150*Hf+ (150+300)c(Tf-50)=0
solve for Tf
To determine the resulting temperature when ice and water are mixed, we can use the principle of conservation of energy. The energy gained by the ice as it heats up is equal to the energy lost by the water as it cools down.
To calculate the energy gained or lost, we can use the specific heat capacity of ice and water, as well as the heat equation:
Q = m * c * ΔT
Where:
Q = amount of heat gained/lost (in joules)

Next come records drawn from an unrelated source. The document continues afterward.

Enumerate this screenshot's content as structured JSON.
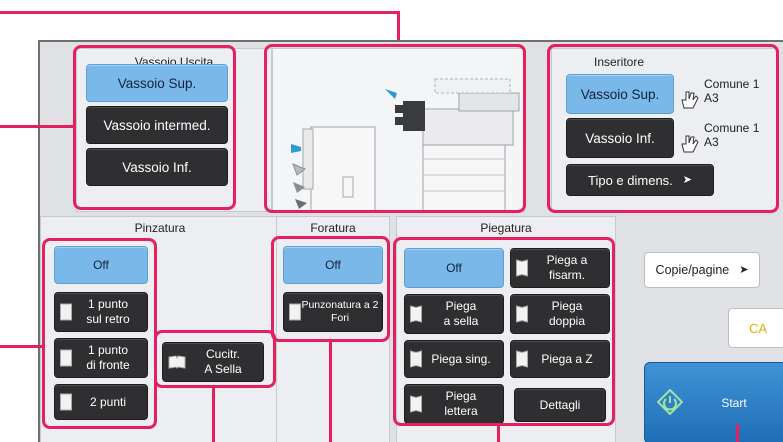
{
  "vassoio_uscita": {
    "title": "Vassoio Uscita",
    "buttons": [
      "Vassoio Sup.",
      "Vassoio intermed.",
      "Vassoio Inf."
    ]
  },
  "inseritore": {
    "title": "Inseritore",
    "upper_label": "Vassoio Sup.",
    "upper_info": {
      "line1": "Comune 1",
      "line2": "A3"
    },
    "lower_label": "Vassoio Inf.",
    "lower_info": {
      "line1": "Comune 1",
      "line2": "A3"
    },
    "tipo_label": "Tipo e dimens."
  },
  "pinzatura": {
    "title": "Pinzatura",
    "off": "Off",
    "opt1": "1 punto\nsul retro",
    "opt2": "1 punto\ndi fronte",
    "opt3": "2 punti",
    "saddle": "Cucitr.\nA Sella"
  },
  "foratura": {
    "title": "Foratura",
    "off": "Off",
    "opt1": "Punzonatura a 2\nFori"
  },
  "piegatura": {
    "title": "Piegatura",
    "off": "Off",
    "fisarm": "Piega a\nfisarm.",
    "sella": "Piega\na sella",
    "doppia": "Piega\ndoppia",
    "singola": "Piega sing.",
    "z": "Piega a Z",
    "lettera": "Piega\nlettera",
    "dettagli": "Dettagli"
  },
  "right": {
    "copie": "Copie/pagine",
    "ca": "CA",
    "start": "Start"
  },
  "colors": {
    "highlight": "#e4205f",
    "selected": "#7ab8ea",
    "button": "#2f2f31",
    "start": "#1f6eb6",
    "ca_text": "#e0b000"
  }
}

m = mass of the substance (in grams)
c = specific heat capacity of the substance (in joules/gram per degree Celsius)
ΔT = change in temperature (in degrees Celsius)
The specific heat capacity of ice is 2.09 J/g°C, and the specific heat capacity of water is 4.18 J/g°C.
First, let's calculate the energy gained by the ice to reach its final temperature:
Q_ice = m_ice * c_ice * ΔT_ice
Where:
m_ice = mass of ice = 150 g
c_ice = specific heat capacity of ice = 2.09 J/g°C
ΔT_ice = change in temperature of the ice = final temperature - initial temperature = Tf - 0°C
Next, let's calculate the energy lost by the water to reach its final temperature:
Q_water = m_water * c_water * ΔT_water
Where:
m_water = mass of water = 300 g
c_water = specific heat capacity of water = 4.18 J/g°C
ΔT_water = change in temperature of the water = Tf - 50°C
Since energy gained by the ice equals energy lost by the water, we have the equation:
Q_ice = Q_water
Substituting the values, the equation becomes:
m_ice * c_ice * ΔT_ice = m_water * c_water * ΔT_water
Now, let's solve for the final temperature (Tf):
Tf = (m_ice * c_ice * ΔT_ice + m_water * c_water * ΔT_water) / (m_ice * c_ice + m_water * c_water)
Substituting the given values:
Tf = (150 g * 2.09 J/g°C * (Tf - 0°C) + 300 g * 4.18 J/g°C (Tf - 50°C)) / (150 g * 2.09 J/g°C + 300 g * 4.18 J/g°C)
Now, we can solve this equation for Tf using algebraic manipulations.
Please note that this calculation assumes no heat is lost to the surroundings, and the system is isolated. It also assumes the ice completely melts to water.